On this first day of winter -- blah -- it's worth reflecting on how great we have it in Charleston when it comes to opportunities to be active in the beauty of the Lowcountry.
As we take a hiatus from our event-packed calendar and set goals for fun and fitness in 2012, it's important to know that kindred spirits surround us. Besides the abundance of activities and events in the area, we also have plenty of organizations that provide support and camaraderie in our passions of choice.
Most have nominal membership fees that are barely more than the cost of a yearly magazine subscription. And some clubs and groups in Charleston have been around for decades.
Perhaps the most unlikely club to form in the mountainless, snowless Lowcountry is one devoted to downhill skiing.
But in January 1971, nearly 100 avid downhillers in Charleston formed the Greater Charleston Ski Club, not only to take trips to the mountains, but to bond over warmer activities right here, such as river floating, kayaking and bowling.

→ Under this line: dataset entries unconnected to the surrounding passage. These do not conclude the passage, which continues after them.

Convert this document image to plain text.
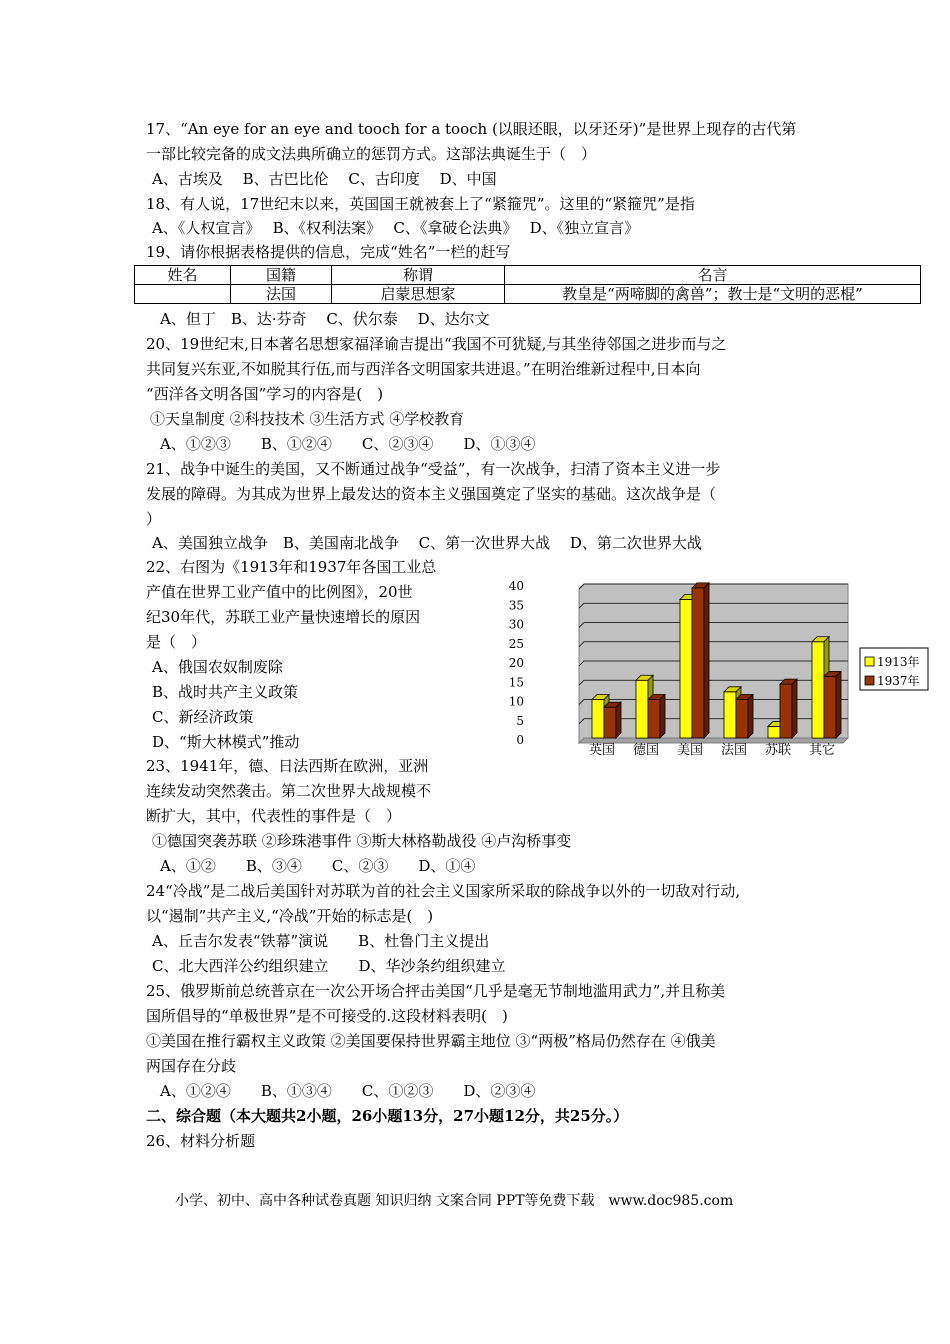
17、“An eye for an eye and tooch for a tooch (以眼还眼，以牙还牙)”是世界上现存的古代第
一部比较完备的成文法典所确立的惩罚方式。这部法典诞生于（　）
A、古埃及　 B、古巴比伦　 C、古印度　 D、中国
18、有人说，17世纪末以来，英国国王就被套上了“紧箍咒”。这里的“紧箍咒”是指
A、《人权宣言》　 B、《权利法案》　 C、《拿破仑法典》　 D、《独立宣言》
19、请你根据表格提供的信息，完成“姓名”一栏的赶写
姓名	国籍	称谓	名言
	法国	启蒙思想家	教皇是“两啼脚的禽兽”；教士是“文明的恶棍”
A、但丁　B、达·芬奇　 C、伏尔泰　 D、达尔文
20、19世纪末,日本著名思想家福泽谕吉提出“我国不可犹疑,与其坐待邻国之进步而与之
共同复兴东亚,不如脱其行伍,而与西洋各文明国家共进退。”在明治维新过程中,日本向
“西洋各文明各国”学习的内容是(　)
①天皇制度 ②科技技术 ③生活方式 ④学校教育
A、①②③　　B、①②④　　C、②③④　　D、①③④
21、战争中诞生的美国，又不断通过战争“受益”，有一次战争，扫清了资本主义进一步
发展的障碍。为其成为世界上最发达的资本主义强国奠定了坚实的基础。这次战争是（
）
A、美国独立战争　B、美国南北战争　 C、第一次世界大战　 D、第二次世界大战
22、右图为《1913年和1937年各国工业总
产值在世界工业产值中的比例图》，20世
纪30年代，苏联工业产量快速增长的原因
是（　）
A、俄国农奴制废除
B、战时共产主义政策
C、新经济政策
D、“斯大林模式”推动
40
35
30
25
20
15
10
5
0
英国 德国 美国 法国 苏联 其它
1913年
1937年
23、1941年，德、日法西斯在欧洲，亚洲
连续发动突然袭击。第二次世界大战规模不
断扩大，其中，代表性的事件是（　）
①德国突袭苏联 ②珍珠港事件 ③斯大林格勒战役 ④卢沟桥事变
A、①②　　B、③④　　C、②③　　D、①④
24“冷战”是二战后美国针对苏联为首的社会主义国家所采取的除战争以外的一切敌对行动,
以“遏制”共产主义,“冷战”开始的标志是(　)
A、丘吉尔发表“铁幕”演说　　B、杜鲁门主义提出
C、北大西洋公约组织建立　　D、华沙条约组织建立
25、俄罗斯前总统普京在一次公开场合抨击美国“几乎是毫无节制地滥用武力”,并且称美
国所倡导的“单极世界”是不可接受的.这段材料表明(　)
①美国在推行霸权主义政策 ②美国要保持世界霸主地位 ③“两极”格局仍然存在 ④俄美
两国存在分歧
A、①②④　　B、①③④　　C、①②③　　D、②③④
二、综合题（本大题共2小题，26小题13分，27小题12分，共25分。）
26、材料分析题
小学、初中、高中各种试卷真题 知识归纳 文案合同 PPT等免费下载　www.doc985.com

While the club, like many, already has held its holiday party, its membership party is Jan. 25 at Red's Ice House. And it has a bunch of trips in the works for the new year.
Formed a year later, in 1972, the Coastal Cyclists has not only hosted a variety of weekly rides and annual events but also has been an advocate for safety and cycling education, partnering with groups such as Charleston Moves, Palmetto Cycling Coalition and the League of American Bicyclists, along with racing teams.
Its membership offers a wealth of knowledge about local cycling routes and issues, and actively taps the power of electronic mailing list services.
Running since '77
The fruits of the Charleston Running Club, formed in 1977, bore quickly with the first running of the Cooper River Bridge Run in the spring of 1978.
While it now has a minor role in the Bridge Run and another race it created, the Kiawah Island Marathon, the club remains an active part of running in the area.
The club organizes two races, the Charlie Post Classic 15K/5K and the Floppin' Flounder 5K, and often holds monthly "socials" with or without guest speakers.
The area stays warm enough in winter for most hardy kayakers to enjoy paddling year-round in coastal rivers, creeks, swamps and lakes. And the Lowcountry Paddlers often get together for day and weekend trips.
The club also holds monthly meetings at Providence Baptist Church on Daniel Island, plus occasional social events throughout the year.
While Charleston's surfing epicenter is The Washout on Folly Beach, new leadership in the Eastern Surfing Association's Southern South Carolina District is hoping to recognize surfing opportunities, particularly for longboard and paddleboards, on the Isle of Palms.
ESA holds all its contests, including the Governor's Cup state championship, on Folly because surfing conditions there tend to be the best in the area.
Another group, the more seasoned Carolina Coast Surf Club, meets once a year on the Isle of Palms for a surfing reunion.
While the Sierra Club is known by many as an advocacy group, it has another arm: getting people into nature via outings.
The Robert Lunz Group of the Sierra Club regularly holds outings to the wilder parts of the Greater Charleston area, along with regular monthly meetings and social gatherings.
Let's meet up
With a new generation of enthusiasts, the club structure can be a bit more virtual (i.e. meet-up groups), even if people still gather informally on local beaches and waterways.
The Charleston Kitesurfing Association formed to encourage and promote safe and respectful kitesurfing and kiteboarding.